The researchers found that a one-minute exposure to second-hand marijuana smoke and tobacco smoke similarly impaired the rats arteries from expanding. However, after exposure to secondhand weed smoke, the rats’ arteries took roughly three times as long to return to their normal state.
Some have taken this to mean that secondhand weed smoke is “three times worse” for you than second-hand cigarette smoke. But more research is needed before sweeping claims can be made.
Most second-hand smoke comes in two forms: the smoke that trails off the tip of a cigarette, and the clouds that one exhales after taking a drag. The researchers from San Francisco, however, only studied second-hand smoke exposure by placing rats in a plexiglass box and filling it with marijuana or tobacco smoke for one minute. Aside from the hotbox example, this is clearly a different situation than humans are used to being in. Also, while animal studies are useful for collecting evidence, they don’t produce the definitive evidence necessary to make a transferable conclusion about humans.
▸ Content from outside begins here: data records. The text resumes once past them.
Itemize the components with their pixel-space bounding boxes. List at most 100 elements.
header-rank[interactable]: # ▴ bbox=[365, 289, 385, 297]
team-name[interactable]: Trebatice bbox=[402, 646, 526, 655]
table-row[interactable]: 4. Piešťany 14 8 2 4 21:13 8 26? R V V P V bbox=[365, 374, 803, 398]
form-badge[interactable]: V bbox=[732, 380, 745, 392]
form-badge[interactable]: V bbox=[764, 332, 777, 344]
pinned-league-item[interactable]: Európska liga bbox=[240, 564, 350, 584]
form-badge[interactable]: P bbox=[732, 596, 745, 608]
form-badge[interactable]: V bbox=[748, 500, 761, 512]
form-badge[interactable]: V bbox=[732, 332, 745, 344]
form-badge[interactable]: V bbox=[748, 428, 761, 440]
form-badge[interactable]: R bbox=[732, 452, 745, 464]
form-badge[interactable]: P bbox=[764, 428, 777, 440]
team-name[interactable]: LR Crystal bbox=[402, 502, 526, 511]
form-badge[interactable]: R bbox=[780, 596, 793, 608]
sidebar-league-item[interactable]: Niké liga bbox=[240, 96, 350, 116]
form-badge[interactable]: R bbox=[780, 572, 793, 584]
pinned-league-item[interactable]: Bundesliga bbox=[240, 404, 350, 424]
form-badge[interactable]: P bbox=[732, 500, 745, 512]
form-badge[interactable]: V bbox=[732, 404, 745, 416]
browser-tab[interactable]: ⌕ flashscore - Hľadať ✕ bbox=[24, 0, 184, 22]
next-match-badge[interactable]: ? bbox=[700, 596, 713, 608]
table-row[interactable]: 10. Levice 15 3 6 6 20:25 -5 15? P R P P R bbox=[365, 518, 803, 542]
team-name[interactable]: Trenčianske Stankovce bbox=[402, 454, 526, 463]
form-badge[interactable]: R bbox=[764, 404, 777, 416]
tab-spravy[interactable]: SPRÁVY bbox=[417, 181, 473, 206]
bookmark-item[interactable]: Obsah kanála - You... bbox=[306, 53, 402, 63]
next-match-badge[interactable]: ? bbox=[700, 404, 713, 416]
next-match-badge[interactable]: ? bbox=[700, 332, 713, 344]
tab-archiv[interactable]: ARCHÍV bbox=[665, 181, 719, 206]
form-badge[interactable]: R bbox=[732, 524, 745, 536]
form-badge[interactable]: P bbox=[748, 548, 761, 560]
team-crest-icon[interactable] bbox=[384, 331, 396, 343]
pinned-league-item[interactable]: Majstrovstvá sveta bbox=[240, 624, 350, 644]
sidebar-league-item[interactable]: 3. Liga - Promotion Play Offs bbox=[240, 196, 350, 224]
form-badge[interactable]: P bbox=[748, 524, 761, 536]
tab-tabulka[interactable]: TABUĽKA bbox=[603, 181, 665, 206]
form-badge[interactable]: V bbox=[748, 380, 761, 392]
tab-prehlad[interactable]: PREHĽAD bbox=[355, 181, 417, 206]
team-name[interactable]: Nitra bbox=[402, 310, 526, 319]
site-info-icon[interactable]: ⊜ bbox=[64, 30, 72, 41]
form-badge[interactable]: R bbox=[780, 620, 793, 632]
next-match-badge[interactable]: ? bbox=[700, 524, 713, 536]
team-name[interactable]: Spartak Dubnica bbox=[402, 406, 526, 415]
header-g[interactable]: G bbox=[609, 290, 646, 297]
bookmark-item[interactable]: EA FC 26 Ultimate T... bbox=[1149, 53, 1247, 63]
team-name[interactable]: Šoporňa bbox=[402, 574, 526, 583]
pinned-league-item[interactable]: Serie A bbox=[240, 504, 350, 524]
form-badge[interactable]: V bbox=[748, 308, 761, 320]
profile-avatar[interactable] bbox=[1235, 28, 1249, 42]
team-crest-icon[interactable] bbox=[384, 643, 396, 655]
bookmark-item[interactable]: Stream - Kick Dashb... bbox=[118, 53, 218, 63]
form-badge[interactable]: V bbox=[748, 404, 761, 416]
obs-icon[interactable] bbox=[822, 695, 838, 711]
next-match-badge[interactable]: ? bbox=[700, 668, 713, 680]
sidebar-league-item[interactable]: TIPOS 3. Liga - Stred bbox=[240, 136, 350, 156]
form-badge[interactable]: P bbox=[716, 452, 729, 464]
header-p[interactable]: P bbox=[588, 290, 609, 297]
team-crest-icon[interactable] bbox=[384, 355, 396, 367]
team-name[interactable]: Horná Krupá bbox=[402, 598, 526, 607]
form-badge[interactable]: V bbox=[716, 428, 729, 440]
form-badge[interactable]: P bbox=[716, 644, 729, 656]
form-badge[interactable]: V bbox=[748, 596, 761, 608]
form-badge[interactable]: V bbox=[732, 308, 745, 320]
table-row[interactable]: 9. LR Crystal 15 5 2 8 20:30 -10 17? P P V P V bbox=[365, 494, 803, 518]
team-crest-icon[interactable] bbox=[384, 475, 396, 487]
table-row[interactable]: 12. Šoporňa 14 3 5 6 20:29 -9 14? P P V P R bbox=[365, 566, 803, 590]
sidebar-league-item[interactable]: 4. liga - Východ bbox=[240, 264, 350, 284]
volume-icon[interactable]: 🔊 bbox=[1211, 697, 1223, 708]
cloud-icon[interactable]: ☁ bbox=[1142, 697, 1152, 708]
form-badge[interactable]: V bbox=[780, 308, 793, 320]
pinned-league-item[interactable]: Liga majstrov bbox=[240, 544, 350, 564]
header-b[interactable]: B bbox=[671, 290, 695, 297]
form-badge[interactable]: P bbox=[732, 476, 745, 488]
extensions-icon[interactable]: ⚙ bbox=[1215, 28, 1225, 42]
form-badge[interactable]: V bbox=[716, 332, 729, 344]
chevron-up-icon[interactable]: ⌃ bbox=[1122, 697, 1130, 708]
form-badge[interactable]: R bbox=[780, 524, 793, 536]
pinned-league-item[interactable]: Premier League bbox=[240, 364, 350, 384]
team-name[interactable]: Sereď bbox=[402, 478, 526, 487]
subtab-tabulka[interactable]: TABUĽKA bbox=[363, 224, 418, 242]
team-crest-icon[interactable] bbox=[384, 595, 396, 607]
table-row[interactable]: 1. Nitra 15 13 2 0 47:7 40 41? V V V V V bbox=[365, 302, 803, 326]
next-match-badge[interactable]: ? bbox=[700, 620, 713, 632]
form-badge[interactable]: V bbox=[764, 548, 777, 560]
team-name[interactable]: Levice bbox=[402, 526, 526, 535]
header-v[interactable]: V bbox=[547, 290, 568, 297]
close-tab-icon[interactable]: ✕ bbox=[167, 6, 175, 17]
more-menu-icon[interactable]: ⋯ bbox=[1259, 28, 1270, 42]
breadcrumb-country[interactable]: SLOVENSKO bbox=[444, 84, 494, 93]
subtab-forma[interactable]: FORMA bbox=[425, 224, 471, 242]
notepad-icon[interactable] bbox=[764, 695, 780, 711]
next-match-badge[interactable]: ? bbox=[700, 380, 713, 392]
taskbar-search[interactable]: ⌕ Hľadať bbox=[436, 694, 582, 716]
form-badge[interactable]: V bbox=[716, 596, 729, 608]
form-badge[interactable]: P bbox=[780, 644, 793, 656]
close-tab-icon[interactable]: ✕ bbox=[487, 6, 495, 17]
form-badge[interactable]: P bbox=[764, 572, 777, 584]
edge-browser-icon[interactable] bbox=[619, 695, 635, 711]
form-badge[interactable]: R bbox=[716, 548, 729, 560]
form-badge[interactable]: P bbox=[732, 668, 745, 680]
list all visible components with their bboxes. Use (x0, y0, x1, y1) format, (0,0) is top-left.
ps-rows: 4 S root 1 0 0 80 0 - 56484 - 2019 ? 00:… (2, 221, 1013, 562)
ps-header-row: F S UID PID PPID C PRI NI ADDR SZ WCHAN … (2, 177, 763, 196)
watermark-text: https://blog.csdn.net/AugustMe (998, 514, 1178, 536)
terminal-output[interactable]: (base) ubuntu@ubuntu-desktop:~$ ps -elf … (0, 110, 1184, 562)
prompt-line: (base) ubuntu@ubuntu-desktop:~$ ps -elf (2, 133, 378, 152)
As one of the researchers, Mathew Springer, tells NPR, a typical marijuana cigarette is going to have fewer chemicals than a tobacco cigarette. However, inhaling smoke—any smoke—isn’t good for the heart, lungs and blood vessels. In other words, as a general rule, people should do their best to avoid putting their lungs in contact with smoke.
Many people have made this conclusion on their own, switching from cigarettes and joints to e-cigarettes and vaporizers. These smoking devices have their own medical controversies. But generally, vaporizing marijuana has been found to reduce the bodily harm associated with smoking it.
A different systemic review of 60 humans, in vivo or in vitro studies, concluded that “More research is required to understand… the health effects of long-term exposure to second-hand [marijuana] smoke.” However, the review did find one interesting fact about second-hand marijuana smoke: THC can affect those simply exposed to second-hand marijuana smoke, even if mildly. This confirms a theory known colloquially in the marijuana community as “contact high.”